La guerra de Irak es un éxito editorial

WASHINGTON | AFP

Con portadas directas y agresivas, los ensayos críticos sobre la guerra en Irak se apilan en las librerías de Estados Unidos y acusan al presidente George W. Bush y su equipo de gobierno de errores de estrategia, ceguera política, conspiración o simplemente ineptitud.

El periodista, Bob Woodward, cuyo "Estado de Negación" fue lanzado hace unos días, es el último de un pequeño ejército de académicos, periodistas, ex asesores y ex diplomáticos que hacen fila para clavar sus cuchillos.

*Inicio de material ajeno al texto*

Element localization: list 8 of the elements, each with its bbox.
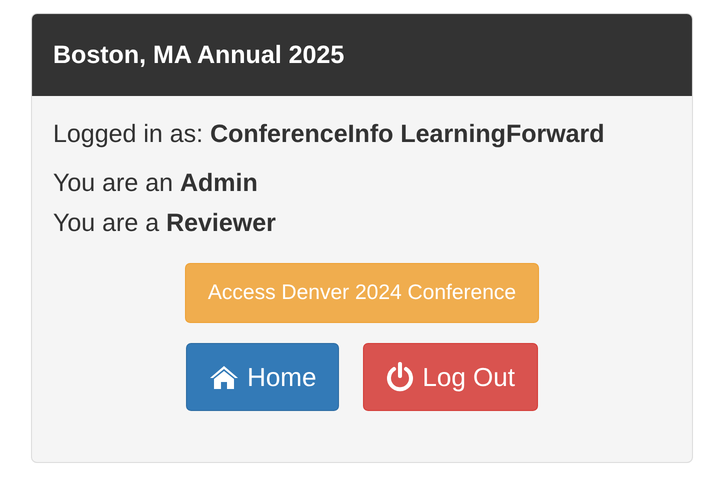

Afirmaciones de que Bush fracasó en revelar la extensión de la violencia contra las tropas estadounidenses en Irak hacen que los ejemplares vuelen desde los estantes de las librerías.

Tres de los 13 libros políticos que encabezan la lista de más vendidos del New York Times tratan sobre Irak, mientras un cuarto aborda un tópico que muchos estadounidenses consideran indisolublemente ligado a la guerra: el 11/S.

Entre las más populares críticas sobre Irak, el libro "Fiasco" de Thomas Ricks, publicado en julio, acusa a Bush de fracasar en tener un plan para después de la primera fase de la guerra, diciendo que tal "ceguera" le garantizó al conflicto un dudoso lugar en la historia.

"Hubris" (Arrogancia), lanzado en setiembre por Michael Isikoff y David Corn, es ofrecido como un recuento de "traiciones, ineptitud burocrática, delincuencia periodística y, especialmente, arrogancia".

También está el ex diplomático estadounidense Peter Galbraith, cuya obra "The End of Iraq: How American Incompetence Created a War Without End" (El fin de Irak: Cómo la incompetencia norteamericana creó una guerra sin fin), fue lanzada en julio y se enfoca en el "error de cálculo detrás de la guerra tanto como en las equivocaciones".

Para William Joseph, profesor de ciencias políticas en el Wellesley College en Massachusetts, el fenómeno refleja una reacción al movimiento antibélico de relativamente bajo perfil en Estados Unidos.

"La literatura antibélica no genera un movimiento antibélico", dijo. "Hay una terrible tranquilidad para un país en guerra y la proliferación de libros probablemente no lo modificará", indicó.